You’ll breathe easier once you master this frequently misused phrase.
Bated breath first appeared in Shakespeare’s Merchant of Venice in 1605.
Using a shortened form of abated, which means “stopped or reduced,” the phrase refers to people holding their breath in excitement or fear as they wait to see what happens next. If you’re watching the Olympics and Simone Biles is performing a new dismount to win the gold, you might watch her dizzying twists and flips with bated breath.
These examples show the breathless suspense that the expression evokes:
As the world watched with bated breath, Apollo 13 re-entered Earth’s atmosphere on April 17 and splashed down in the South Pacific. (Fox News)

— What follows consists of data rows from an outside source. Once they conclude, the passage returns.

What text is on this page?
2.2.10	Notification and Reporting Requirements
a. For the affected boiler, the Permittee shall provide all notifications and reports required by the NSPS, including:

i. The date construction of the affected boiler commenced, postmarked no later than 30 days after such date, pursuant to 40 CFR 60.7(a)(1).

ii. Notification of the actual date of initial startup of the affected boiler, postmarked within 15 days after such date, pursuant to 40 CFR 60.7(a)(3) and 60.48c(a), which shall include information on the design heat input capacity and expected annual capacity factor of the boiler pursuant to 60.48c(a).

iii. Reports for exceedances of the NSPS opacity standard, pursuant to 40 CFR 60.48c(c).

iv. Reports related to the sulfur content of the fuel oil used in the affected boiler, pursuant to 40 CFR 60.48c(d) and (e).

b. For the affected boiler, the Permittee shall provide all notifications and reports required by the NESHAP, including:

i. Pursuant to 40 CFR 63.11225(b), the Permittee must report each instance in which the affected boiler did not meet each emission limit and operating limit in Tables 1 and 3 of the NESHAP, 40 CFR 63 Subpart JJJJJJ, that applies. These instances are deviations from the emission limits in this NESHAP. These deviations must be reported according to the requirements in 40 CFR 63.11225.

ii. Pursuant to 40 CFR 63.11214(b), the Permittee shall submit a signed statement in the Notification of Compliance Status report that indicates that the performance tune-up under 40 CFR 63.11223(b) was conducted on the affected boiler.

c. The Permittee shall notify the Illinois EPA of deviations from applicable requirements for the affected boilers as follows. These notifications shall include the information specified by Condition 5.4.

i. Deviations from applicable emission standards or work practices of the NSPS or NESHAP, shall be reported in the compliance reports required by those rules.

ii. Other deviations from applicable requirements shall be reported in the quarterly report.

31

The whole common room listened with bated breath. (Harry Potter And The Prisoner Of Azkaban)
Bait refers to small pieces of food used to catch fish or lure animals into traps. So it’s not possible to have baited breath, even if you eat a ton of minnows. The association of bait with a trap ready to spring may lead people to misuse this expression, even in national publications:
While the world is waiting with baited breath for the announcement that Beyoncé’s much-anticipated twins have arrived, the Internet has come up with plenty of theories about this milestone event. (Time)
We’ve now spent around 85 straight minutes this season with the show just spinning around in its own private circle, waiting with baited breath for something to change, or for the show’s comic-book bad guy to show even a hint of nuance. (The Verge)
Bated isn’t in common use any more except in this phrase — but knowing that abate means “to slow or stop something” can help you remember that waiting with bated breath means you’re breathless with anticipation. Unless you’ve devoured several cans of sardines in the hopes that your fishy breath will lure a nice big trout out of the river, baited breath is incorrect.